The evening's shares of ineptitude and haplessness are divided among the genders: While babysitting the kids, the men -- Allyson's supportive, patient hubby (Sean Astin, low-key and likable), his mildly unconventional buddy (producer Kevin Downes) and Izzy's absurdly skittish husband (Robert Amaya) -- run a parallel collision course of wackily unwelcome events. The forced hysteria runs out of steam with multiple arrests, which include an accidental Tasering for good measure.

Country star and occasional actor Trace Adkins, playing a biker tattoo artist who comes to the women's rescue, cuts through the delirium with his honeyed twang and droll line readings. His naturalness is hard to maintain, though, when it falls on his broad shoulders to deliver a climactic one-on-one sermonette to the self-doubting Allyson. Stating the movie's theme, he invokes Jesus as well as his mama, and urges Allyson to be kind to herself -- a valuable, compassionate lesson, to be sure. But it’s at this point that people start calling one another "girl" and the celebration of motherhood threatens to turn mawkish.


It never quite does. Neither does it locate an emotional vein.

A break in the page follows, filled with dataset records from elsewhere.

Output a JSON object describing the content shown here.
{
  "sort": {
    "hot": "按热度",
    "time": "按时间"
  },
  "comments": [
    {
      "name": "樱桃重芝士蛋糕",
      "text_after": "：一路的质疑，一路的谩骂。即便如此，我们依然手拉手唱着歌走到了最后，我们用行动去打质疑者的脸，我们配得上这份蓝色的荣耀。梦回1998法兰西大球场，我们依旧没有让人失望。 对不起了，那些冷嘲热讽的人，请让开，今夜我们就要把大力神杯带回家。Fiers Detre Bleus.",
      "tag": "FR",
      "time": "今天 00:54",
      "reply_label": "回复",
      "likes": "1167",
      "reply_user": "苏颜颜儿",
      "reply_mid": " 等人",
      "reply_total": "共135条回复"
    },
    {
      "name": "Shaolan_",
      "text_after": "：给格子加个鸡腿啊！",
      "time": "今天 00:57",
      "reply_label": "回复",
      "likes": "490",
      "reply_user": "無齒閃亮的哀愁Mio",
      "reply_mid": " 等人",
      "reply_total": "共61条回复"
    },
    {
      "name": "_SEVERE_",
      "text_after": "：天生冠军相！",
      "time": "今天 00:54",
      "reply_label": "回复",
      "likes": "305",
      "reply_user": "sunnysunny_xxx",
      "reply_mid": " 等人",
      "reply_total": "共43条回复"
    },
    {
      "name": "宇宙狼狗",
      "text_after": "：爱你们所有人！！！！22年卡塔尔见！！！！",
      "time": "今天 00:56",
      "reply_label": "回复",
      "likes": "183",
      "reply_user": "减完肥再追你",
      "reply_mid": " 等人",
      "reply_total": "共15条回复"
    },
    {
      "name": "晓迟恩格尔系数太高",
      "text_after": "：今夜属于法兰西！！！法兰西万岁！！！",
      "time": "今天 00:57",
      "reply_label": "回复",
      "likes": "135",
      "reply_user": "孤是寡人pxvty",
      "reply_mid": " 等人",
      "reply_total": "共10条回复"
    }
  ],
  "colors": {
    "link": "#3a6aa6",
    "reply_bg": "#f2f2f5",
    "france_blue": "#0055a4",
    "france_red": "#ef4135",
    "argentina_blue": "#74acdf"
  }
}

Without creating fully fleshed characters or truly involving conflict, the film aims instead to provoke howls of recognition and tears of gratitude by appealing to very basic notions of parent-child love — what the executive producers call the "craziness of the joy of parenting."
Like the movie as a whole, Drew (of Grey’s Anatomy and a short arc on Mad Men, as the hapless wife of Sal Romano) overdoes Allyson's frenzy, straining for a Millennial Lucy Ricardo effect. She has a relatable quality, though, and a believable rapport with White and Heaton’s characters, both well played within the constraints of the scenario.

Perhaps as intended, the Birmingham, Alabama, locations lend little in the way of defining flavor to the action; the unnamed setting feels like a generic American small city. As a whole, the production feels suited to the small screen. Its distinguishing visual characteristic is the directors’ use of illustrations, graphics and onscreen text messages to propel the story, which they do well, especially at a book-club scene that combines  mobile tech with Allyson’s self-consciously wry voiceover: "Reading books," the harried mom says, "is something I aspire to do."